Quant au vif du sujet, sur fond du 49ème
Forum des îles du Pacifique localisé à Nauru, le destin « sans
perspective, sans soins et sans espoir des réfugiés relégués par l’Australie
sur cette minuscule république insulaire de Mélanésie » se confronte au
sort d’une population Nauruane miséreuse, au chômage et malade (diabète, obésité,
infections pulmonaire liées aux poussières de phosphates, etc).
Des signes avant-coureurs...
« Les
ONG ne cessent de dénoncer, depuis presque 20 ans, la politique d'immigration
draconienne de l'Australie » revisitée depuis 2012 et connue
sous le nom de "Solution du Pacifique" : déjà Island of the Hungry Ghosts de
Gabrielle Brady (prix spécial du jury au 16ème FIFO) évoquait cette
réclusion off-shore sur Christmas Island…
Avec Manus (Papouasie-Nouvelle Guinée) puis Nauru, l’Australie finance
cette détention à l’étranger.
Réfugiés somaliens dangereux ? |
« Les défenseurs des droits font état de
conditions effroyables de détention, d'accusations d'agressions
sexuelles et d'abus physiques. Les autorités nauruanes démentent.» Sur une
île plus petite que Makatea (le phosphate encore !) les réfugiés
représentent 10% de la population : une manne sous-payée quand elle est
embauchée ou à la merci de subventions dérisoires.
Fournaise équatoriale des camps |
Une situation
intenable, dans huit camps précaires de toile. Sauf que les tentes ont été
remplacées par des préfabriqués pour le Forum. Quant aux correspondants, s’ils
peuvent, en principe, interviewer les réfugiés dans la rue durant le forum, une
journaliste néo-zélandaise s’est vu arrêter et privée momentanément de son
accréditation.
Des risques mais... une opportunité
« En temps normal, les
journalistes qui souhaitent obtenir un visa pour Nauru doivent payer 8000
dollars australiens… sans remboursement en cas de refus ! Cette fois, le
visa est gratuit, le temps du Forum. Sont également interdites toutes les
photos ou vidéos des demandeurs d’asile dans les camps »
Le problème s’est donc posé pour
Mike Leyral et Brandy Tevero de pouvoir mener à bien leur projet documentaire.
Le sujet est tabou. Et la censure est nette. « Malgré les démarches
officielles effectuées au préalable, aucune autorisation n’a pu être
obtenue. » Que risquaient-ils ? Au mieux la prison.
Une gamine suicidaire à Nauru au camp 5 |
« Les
rencontres se sont donc opérées secrètement : les demandeurs d’asile,
impatients de se faire entendre, dans les camps, entre deux carcasses de
voitures, dans une clairière… » D’où ces plans floutés, à huis-clos, ces
cadrages à mi-cuisses, ces images de dos ; et les désespérés qui de face
défient l’anonymat.
De l'incertitude à la détermination
Pour Mike Leyral
qui a donné le change en couvrant le Forum, Nauru, la prison australienne fait date dans l’histoire des documentaires à
risques. Malgré l’adrénaline, la composition est perspicace, l’image limpide,
le propos subtil et tranchant. Pas de parti pris pour un sujet poignant. Nauru
est dépeinte sous tous ses aspects et couvre l’ensemble de l’île.
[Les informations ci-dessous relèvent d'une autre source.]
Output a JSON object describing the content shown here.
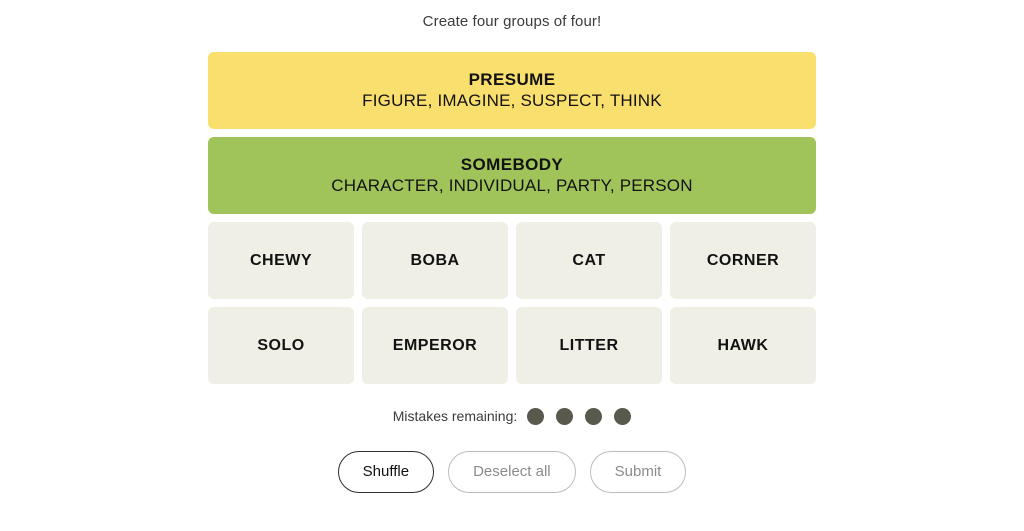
{
  "instruction": "Create four groups of four!",
  "solved_groups": [
    {
      "title": "PRESUME",
      "members": "FIGURE, IMAGINE, SUSPECT, THINK",
      "color": "#f9df6d"
    },
    {
      "title": "SOMEBODY",
      "members": "CHARACTER, INDIVIDUAL, PARTY, PERSON",
      "color": "#a0c35a"
    }
  ],
  "tiles": [
    [
      {
        "label": "CHEWY"
      },
      {
        "label": "BOBA"
      },
      {
        "label": "CAT"
      },
      {
        "label": "CORNER"
      }
    ],
    [
      {
        "label": "SOLO"
      },
      {
        "label": "EMPEROR"
      },
      {
        "label": "LITTER"
      },
      {
        "label": "HAWK"
      }
    ]
  ],
  "mistakes": {
    "label": "Mistakes remaining:",
    "remaining": 4,
    "dot_color": "#5a594e"
  },
  "actions": [
    {
      "label": "Shuffle",
      "state": "active"
    },
    {
      "label": "Deselect all",
      "state": "disabled"
    },
    {
      "label": "Submit",
      "state": "disabled"
    }
  ]
}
Il ne manque
pas de faire ressortir les contrastes d’une société clivée en deux, la distance
et l’incompréhension mutuelle… Un documentaire bien rythmé, alerte, sans
longueurs.
Un zeste d’humour
pour détailler le petit peuple nauruan, conditionné par la désinformation
ambiante, raciste par défaut et qui se dit heureux de revenir à l’âge des
chasseurs d’oiseaux. Et pour boucler la boucle, notifier sa présence en zone
interdite, le recours au face-micro initial et final. En bon JRI, il en est l’auteur, le commentateur, le caméraman et
le monteur, mais pas le "mentor" : libre à vous de vous faire
votre opinion.
Quand Nauru s’asphyxie |
Une satisfaction
tout de même et elle n’est pas des moindres : le coup de projecteur sur
les camps de la honte, - « ainsi que d’autres » relève Mike Leyral
qui ne cultive pas le narcissisme -, a poussé l’Australie à évacuer les enfants
migrants de Nauru, à assurer un traitement médical aux demandeurs d’asile…
l’affaire reste à suivre.
Comme vous pouvez le constater, après avoir visionné l’intégralité des
films sélectionnés pour la compétition, je flashe sur Nauru, la prison australienne, pas seulement pour cette dose de courage des
co-réalisateurs, leur engagement déontologique ; pour le niveau formel,
esthétique, le traitement impeccable d’un sujet difficile et le talent
remarquable de l’auteur-commentateur dont la plume est succulente ; mais
aussi pour la dimension humaine qui s’en dégage.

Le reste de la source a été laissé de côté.